著者
遠藤 恵理子
出版者
一般社団法人 日本農村医学会
雑誌
日本農村医学会学術総会抄録集 第56回日本農村医学会学術総会 (ISSN:18801749)
巻号頁・発行日
pp.60, 2007 (Released:2007-12-01)

統合失調症で開放病棟に入院中のA氏は入院6年目であるが陽性症状(妄想、滅裂思考など)と認知機能の低下があり、看護師や他患と時々トラブルを起こす事がある。A氏の心に中には「退院したい」という想いがあり、それを相手に上手く伝えられない事がトラブルに至る原因と考えられる。 A氏は人付き合いが苦手である事を自覚しており、ある時看護師にSST(社会生活技能訓練)を希望してきた。SSTはA氏にとって生活技能の改善が見られ退院へ向けての最初のステップにする為、その効果を見る事を目的に関わりをもった。個人SSTによる効果はアプローチの前後に精神科リハビリテーション行動評価尺度(REHAB以下リハブとする)で評価をした。 A氏は看護師に「いつからSSTをやるのですか」と積極的に声を掛けてきて意欲が感じられたが、訓練中は話が反れ、修正してもまた反れてしまう繰り返しが多く、進めていくのは困難であった。

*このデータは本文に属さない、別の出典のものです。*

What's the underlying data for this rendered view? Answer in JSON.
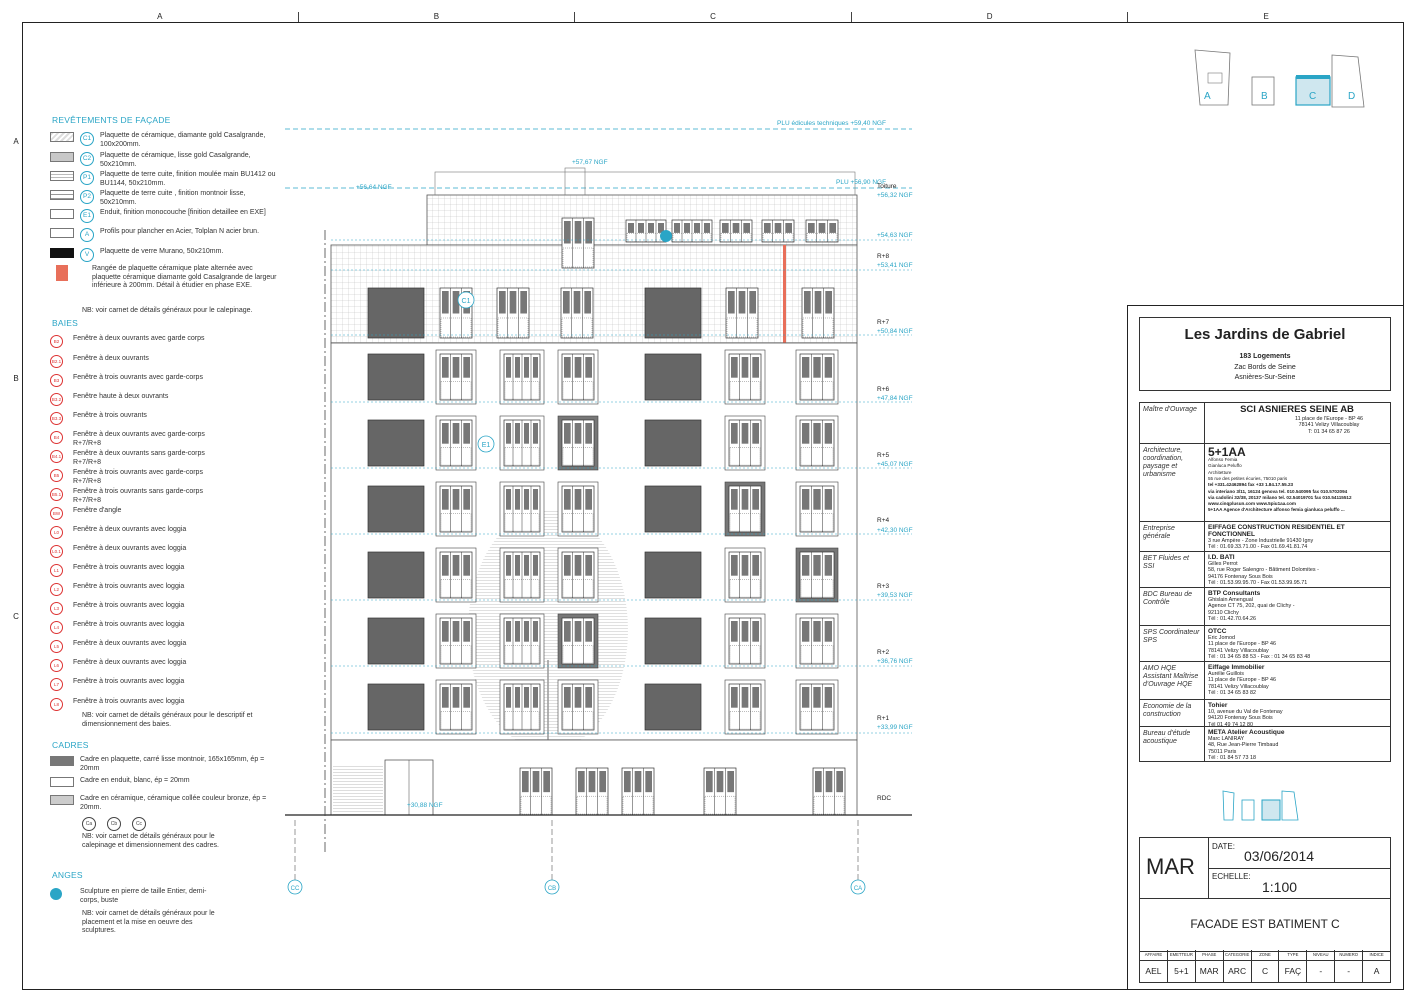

これは認知機能の障害が強く表れていたと考えられる。看護師の問題として話の反れた場合の軌道修正が上手く対応出来ず効果的なSSTにならない場合もあった。出来る時にはA氏にメモをとって貰いロールプレイを行って、宿題を出してみたが実践するのは難しく、A氏が自信をつけて貰える様褒めながら関わりをもったが般化する事は難しかった。A氏が訴えてきた場合には傾聴しつつ正の強化を与えていった。リハブの結果では「ことばの技能」は変化が無かったが「ことばのわかりやすさ」においては障害があるという方向から普通状態になった。以前はA氏の質問を一度に聞き取れず聞き返すと易怒的になり待つ事も出来ずにいたが個人SSTを実施するようになってからは易怒的になる事は少なくなり、看護師がすぐに対応出来ない場合、理由を話すと待つことが出来るようになった。個人SSTをする事はA氏にとってストレスがかかる事であったと思われるが看護師がじっくりと落ち着いて関わりをもった事がA氏にとって良い刺激になり心地良い程度のストレスになっていたのかも知れない。 「セルフケア」は変化が無く「社会生活の技能」に関しては普通状態から障害がある方向へと悪くなっている。担当看護師とA氏で小遣い管理などについて話し合い、その場ではA氏は理解出来て決めた計画を毎日継続していくのは困難であり、現実検討能力の低さや認知・学習障害(融通の利かなさ)が現れていた。状況によって分り易く説明し、決めた事を継続出来るよう関わりをもつ事が必要である。 A氏とに関わりから患者の訴えを傾聴し、共感的態度を示し信頼関係を築く事が改めて大切であると感じ_丸1_患者と共に入院生活のあり方や看護計画(患者目標)を話し合い、援助する事が大切である _丸2_看護師は患者の持っている能力の可能性を信じ継続した援助をしていく事が重要である事を学んだ。